Exceptions in ASP.NET Web API custom exception handler never reach top level when CORS is enabled

Question

I have created a custom Web API global exception handler like this:

public class MyGlobalExceptionHandler : ExceptionHandler {     public override void Handle(ExceptionHandlerContext context)     {         // here I handle them all, no matter sync or not     }      public override Task HandleAsync(ExceptionHandlerContext context,          CancellationToken cancellationToken)     {         // not needed, but I left it to debug and find out why it never reaches Handle() method         return base.HandleAsync(context, cancellationToken);     }      public override bool ShouldHandle(ExceptionHandlerContext context)     {         // not needed, but I left it to debug and find out why it never reaches Handle() method         return context.CatchBlock.IsTopLevel;     } } 

I'm registering it in my Global.asax Application_Start:

GlobalConfiguration.Configuration.Services.Replace(typeof(IExceptionHandler),     new MyGlobalExceptionHandler()); 

Everything worked fine, no matter where I threw exceptions - inside controller methods or in my custom attributes above controller methods, and no matter if I call it from AJAX requests or directly from browser.

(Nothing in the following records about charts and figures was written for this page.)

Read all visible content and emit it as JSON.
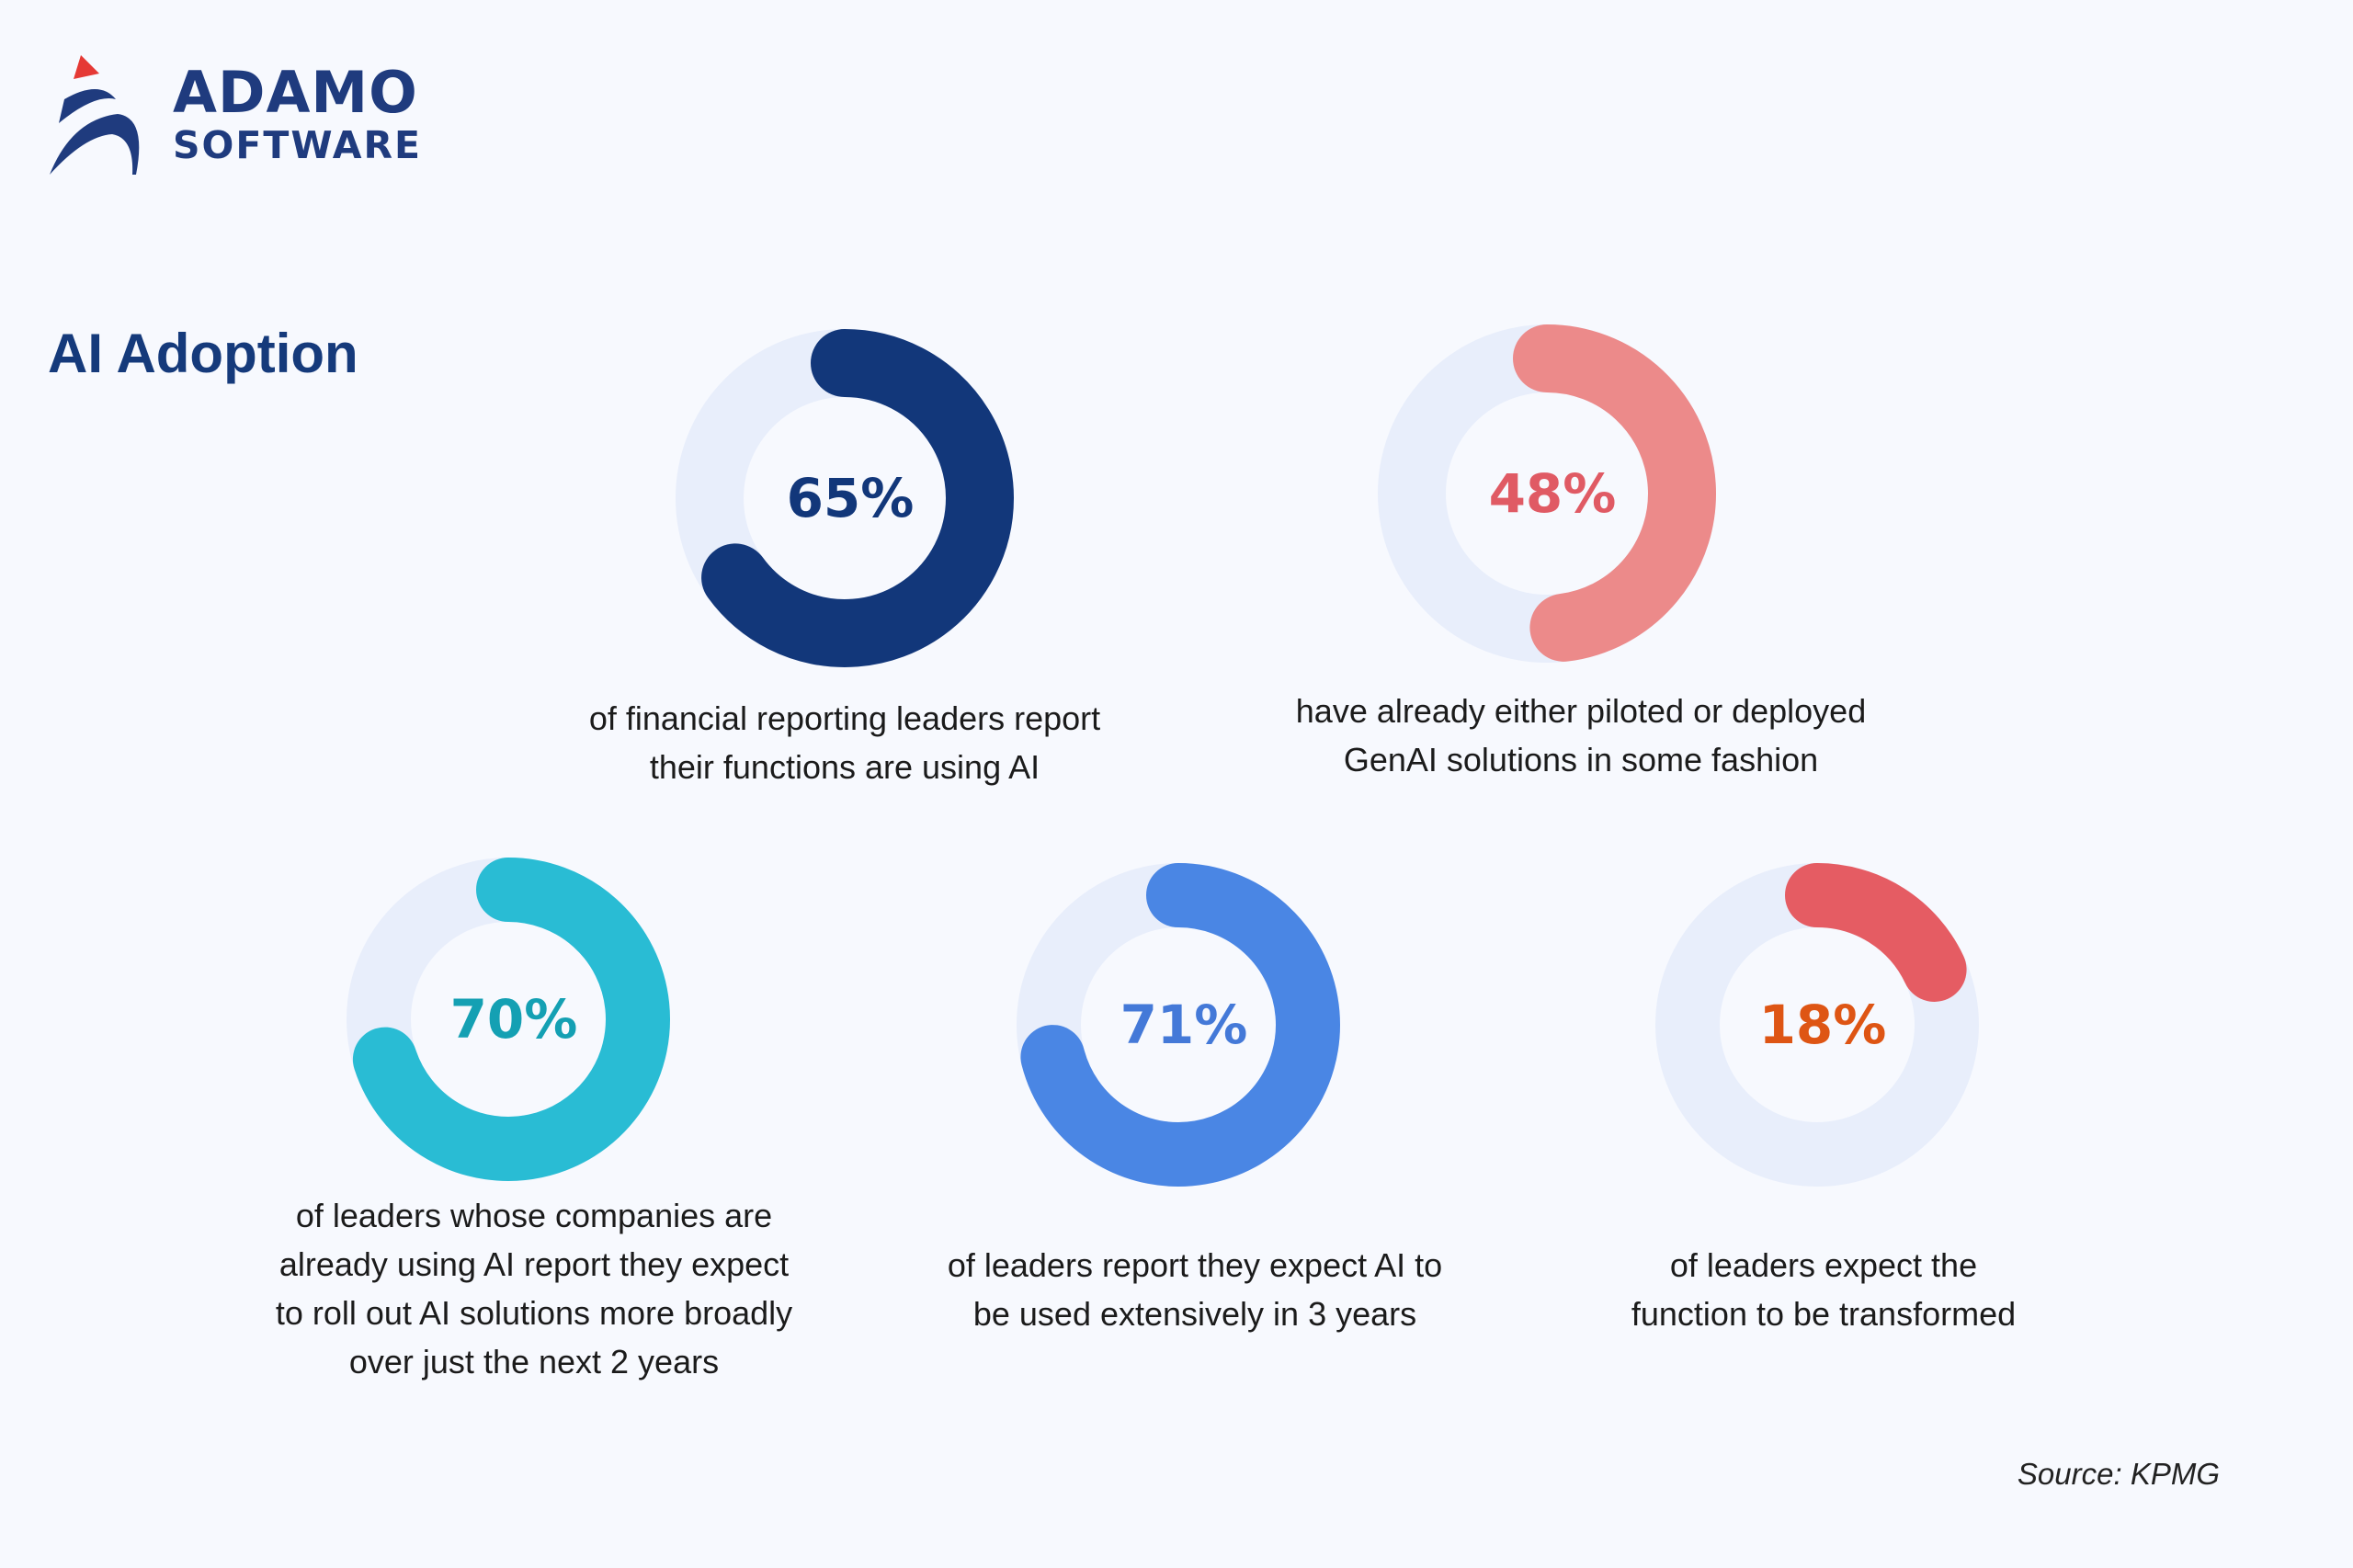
{
  "logo": {
    "line1": "ADAMO",
    "line2": "SOFTWARE"
  },
  "title": "AI Adoption",
  "source": "Source: KPMG",
  "colors": {
    "background": "#f7f9fe",
    "track": "#e8eefb"
  },
  "chart_data": {
    "type": "donut",
    "title": "AI Adoption",
    "items": [
      {
        "value": 65,
        "label": "65%",
        "arc_color": "#12377a",
        "text_color": "#12377a",
        "caption": [
          "of financial reporting leaders report",
          "their functions are using AI"
        ]
      },
      {
        "value": 48,
        "label": "48%",
        "arc_color": "#ec8a8a",
        "text_color": "#e05a64",
        "caption": [
          "have already either piloted or deployed",
          "GenAI solutions in some fashion"
        ]
      },
      {
        "value": 70,
        "label": "70%",
        "arc_color": "#29bcd4",
        "text_color": "#14a0b3",
        "caption": [
          "of leaders whose companies are",
          "already using AI report they expect",
          "to roll out AI solutions more broadly",
          "over just the next 2 years"
        ]
      },
      {
        "value": 71,
        "label": "71%",
        "arc_color": "#4a86e4",
        "text_color": "#4479d8",
        "caption": [
          "of leaders report they expect AI to",
          "be used extensively in 3 years"
        ]
      },
      {
        "value": 18,
        "label": "18%",
        "arc_color": "#e55c63",
        "text_color": "#de5514",
        "caption": [
          "of leaders expect the",
          "function to be transformed"
        ]
      }
    ]
  }
}
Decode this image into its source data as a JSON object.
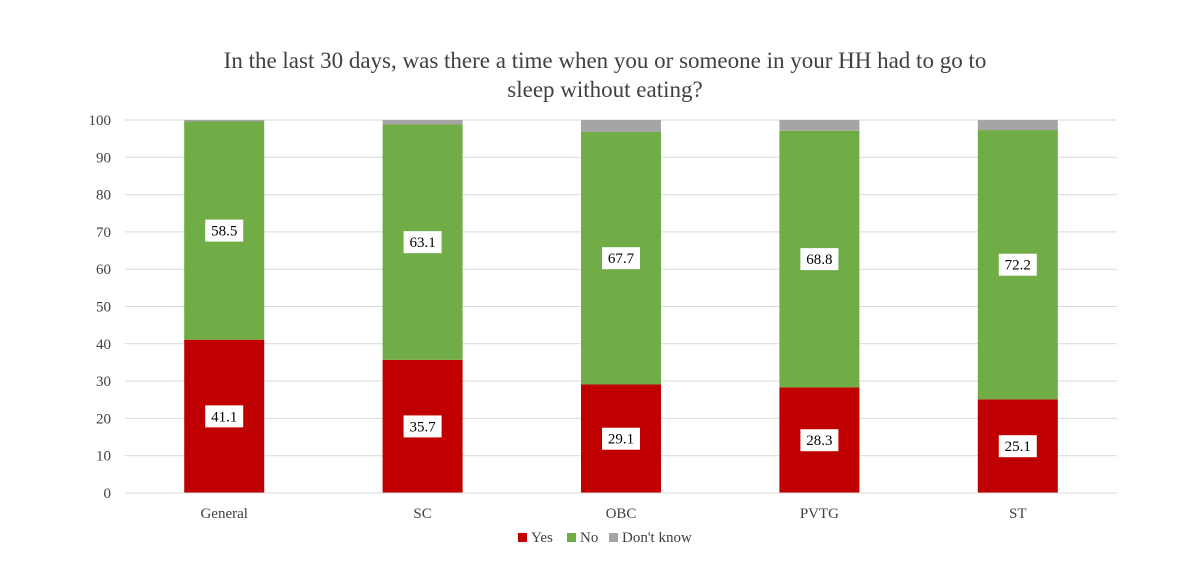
{
  "chart_data": {
    "type": "bar",
    "stacked": true,
    "title_lines": [
      "In the last 30 days, was there a time when you or someone in your HH had to go to",
      "sleep without eating?"
    ],
    "categories": [
      "General",
      "SC",
      "OBC",
      "PVTG",
      "ST"
    ],
    "series": [
      {
        "name": "Yes",
        "color": "#c00000",
        "values": [
          41.1,
          35.7,
          29.1,
          28.3,
          25.1
        ],
        "labels": [
          "41.1",
          "35.7",
          "29.1",
          "28.3",
          "25.1"
        ]
      },
      {
        "name": "No",
        "color": "#70ad47",
        "values": [
          58.5,
          63.1,
          67.7,
          68.8,
          72.2
        ],
        "labels": [
          "58.5",
          "63.1",
          "67.7",
          "68.8",
          "72.2"
        ]
      },
      {
        "name": "Don't know",
        "color": "#a5a5a5",
        "values": [
          0.4,
          1.2,
          3.2,
          2.9,
          2.7
        ]
      }
    ],
    "ylim": [
      0,
      100
    ],
    "yticks": [
      "0",
      "10",
      "20",
      "30",
      "40",
      "50",
      "60",
      "70",
      "80",
      "90",
      "100"
    ],
    "grid": true,
    "legend_position": "bottom"
  }
}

But then one day I needed CORS support for my AJAX requests. I enabled CORS globally as described in the article Enabling Cross-Origin Requests in ASP.NET Web API

var cors = new EnableCorsAttribute("*", "*", "*"); // * is just for debugging purpose config.EnableCors(cors); 

At first everything seemed OK, CORS worked as expected, the server responded to OPTIONS request.

But the problems started when I wanted to check my authentication. Suddenly the exception was swallowed and I got an empty JSON {} response instead of my custom JSON formatted exception which I create in the Handle() method of my MyGlobalExceptionHandler.

While debugging, I was surprised to find that now for AJAX requests ShouldHandle() method is called only with IsTopLevel = false, thus the exception never bubbles up and never reaches my Handle() method. As soon as I disable CORS, everything works fine again (except cross-domain requests, of course).

Why IsTopLevel is never true when I enable CORS? How should I fix this?

One more side effect is as follows. If CORS is disabled, then if I throw any exception inside Handle() method, it reaches the Application_Error handler in Global.asax. But if I enable CORS and throw exceptions in my handler methods, these exceptions never reach Application_Error.

UPDATED WITH MORE DETAILS:

It seems, I found exactly when this is happening.

If I throw an exception in a controller method when CORS is enabled, then CORS doesn't kick in at all and does not send the Access-Control-Allow-Origin header. When the browser doesn't receive the header, it immediately disrupts the request and this disruption seems to affect also the exception handler - it never reaches ShouldHandle() method with IsTopLevel = true. Chrome and Mozilla act like this even when I run AJAX request from a local html file to my websiet on IIS Express localhost.

But the situation is different on IE 11. When I open the html file there, it first asks me permissions to enable scripts. After I agree, then IE 11 ignores the fact that there are no CORS headers present and it doesn't disrupt the request, thus my exception handler receives IsTopLevel = true and is able to return a customised error response.

I guess, this should be fixed in the Web API core - even if I throw exceptions, CORS should still be able to kick in and send its headers, so the browser accepts the response. I have created a minimal test case application and I'll send it to the ASP.NET Team on CodePlex. Link to the test project. (the project zip file will be marked, just click Download and ignore all the other files in that folder)

Answer 1

I have found the source of confusion.

It seems, WebAPI by default is using this exception handler:

https://aspnetwebstack.codeplex.com/SourceControl/latest#src/System.Web.Http/ExceptionHandling/DefaultExceptionHandler.cs

and it has major differences from the suggested exception handling in this article:

http://www.asp.net/web-api/overview/web-api-routing-and-actions/web-api-global-error-handling

see chapter "Appendix: Base Class Details", where the code of default exception base class is given.

In the example it checks for IsOutermostCatchBlock (which now seems to be moved to exceptionContext.CatchBlock.IsTopLevel) to see if it's time to handle the exception. When CORS is enabled, such approach won't work for the reasons I described above. ASP.NET team said, this behavior is by design and they won't change anything.

I hope someone experienced will write an up-to-date article with instructions for doing exception handling the right way with and without CORS.

Currently I see two ways to work around this in my code:

• don't inherit my custom exception handler from System.Web.Http.ExceptionHandling.ExceptionHandler but implement IExceptionHandler directly

• if inheriting from System.Web.Http.ExceptionHandling.ExceptionHandler, override ShouldHandle method and return true always because CatchBlock.IsTopLevel might never have true value.

I tried both apporaches and they seem to work fine.